Iraq: US and British attacks continue

Uinsionn Mac Dubhghaill

UNITED STATES and British warplanes have continued to attack Iraqi targets in the north and south of the country since the end of Operation Desert Fox last December.

Most of the attacks receive scant attention in the western media, despite increasing Arab and Muslim anger at what is seen as a clear breach of international law.

In one such attack, on March 14th, US F-15E Strike Eagles flying out of the Incirlik airbase in southern Turkey dropped GBU-12 laser-guided bombs on what the US military described as anti-aircraft artillery sites near the city of Mosul.

On the same day the US Central Command in Florida said US airforce F-16CG Fighting Falcons and British Royal Air Force FGR-1 Tornadoes struck two Iraqi military communications sites in southern Iraq.

A US military spokesman said another attack in northern Iraq at the end of February hit anti-aircraft defense systems. But Iraqi officials claimed the bombs halted the flow of crude oil through a pipeline in northern Turkey.

The attacks are in response to what the US describes as threats to its aircraft from Iraqi air defenses in the ‘no-fly’ zones over northern and southern Iraq. For its part, Iraq refuses to recognise the no-fly zones, imposed by western forces at the end of the Gulf War.

The attacks are portrayed as ‘surgical strikes’ or ‘pinpricks’, although their accuracy has been questioned. In one instance, CNN reported that bombs destined for Iraqi targets had landed inside Iran.

Meanwhile, the commander of US forces in the Gulf has warned that moves to topple Iraqi president Saddam Hussein may destabilise the region.

"I am not opposed to the Iraqi regime changing," General Anthony Zinni said. "I am all for that change. I just cautioned to be careful on any kind of programs that we institute on how that might come about."

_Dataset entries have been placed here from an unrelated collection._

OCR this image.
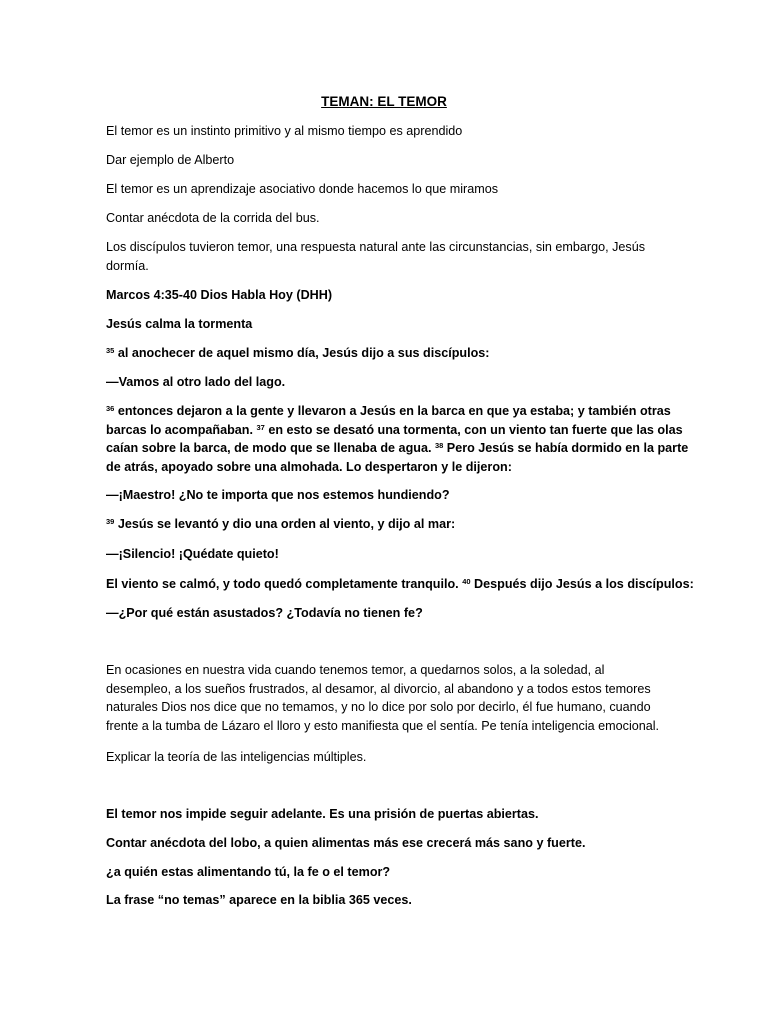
TEMAN: EL TEMOR
El temor es un instinto primitivo y al mismo tiempo es aprendido
Dar ejemplo de Alberto
El temor es un aprendizaje asociativo donde hacemos lo que miramos
Contar anécdota de la corrida del bus.
Los discípulos tuvieron temor, una respuesta natural ante las circunstancias, sin embargo, Jesús
dormía.
Marcos 4:35-40 Dios Habla Hoy (DHH)
Jesús calma la tormenta
$^{35}$ al anochecer de aquel mismo día, Jesús dijo a sus discípulos:
—Vamos al otro lado del lago.
$^{36}$ entonces dejaron a la gente y llevaron a Jesús en la barca en que ya estaba; y también otras
barcas lo acompañaban. $^{37}$ en esto se desató una tormenta, con un viento tan fuerte que las olas
caían sobre la barca, de modo que se llenaba de agua. $^{38}$ Pero Jesús se había dormido en la parte
de atrás, apoyado sobre una almohada. Lo despertaron y le dijeron:
—¡Maestro! ¿No te importa que nos estemos hundiendo?
$^{39}$ Jesús se levantó y dio una orden al viento, y dijo al mar:
—¡Silencio! ¡Quédate quieto!
El viento se calmó, y todo quedó completamente tranquilo. $^{40}$ Después dijo Jesús a los discípulos:
—¿Por qué están asustados? ¿Todavía no tienen fe?
En ocasiones en nuestra vida cuando tenemos temor, a quedarnos solos, a la soledad, al
desempleo, a los sueños frustrados, al desamor, al divorcio, al abandono y a todos estos temores
naturales Dios nos dice que no temamos, y no lo dice por solo por decirlo, él fue humano, cuando
frente a la tumba de Lázaro el lloro y esto manifiesta que el sentía. Pe tenía inteligencia emocional.
Explicar la teoría de las inteligencias múltiples.
El temor nos impide seguir adelante. Es una prisión de puertas abiertas.
Contar anécdota del lobo, a quien alimentas más ese crecerá más sano y fuerte.
¿a quién estas alimentando tú, la fe o el temor?
La frase “no temas” aparece en la biblia 365 veces.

General Zinni was speaking to Reuters at the International Defense Exhibition in Abu Dhabi last month. In January he questioned US plans to support exiled Iraqi opposition groups, telling a committee of the US Senate that none of the existing organisations presented a viable threat to Saddam.

The US has named seven Iraqi groups in exile as eligible to share $97 million earmarked to topple the Baghdad government.

Asked to comment on concerns that changing the Iraqi regime may lead to the break-up of the country, General Zinni said: "That’s a very big concern. We do not want to see the territorial integrity of Iraq broken apart or changed in any way . . . We think it is important that it stays together. It is an important country [with a] very proud heritage, and it is important for the region that it stays together."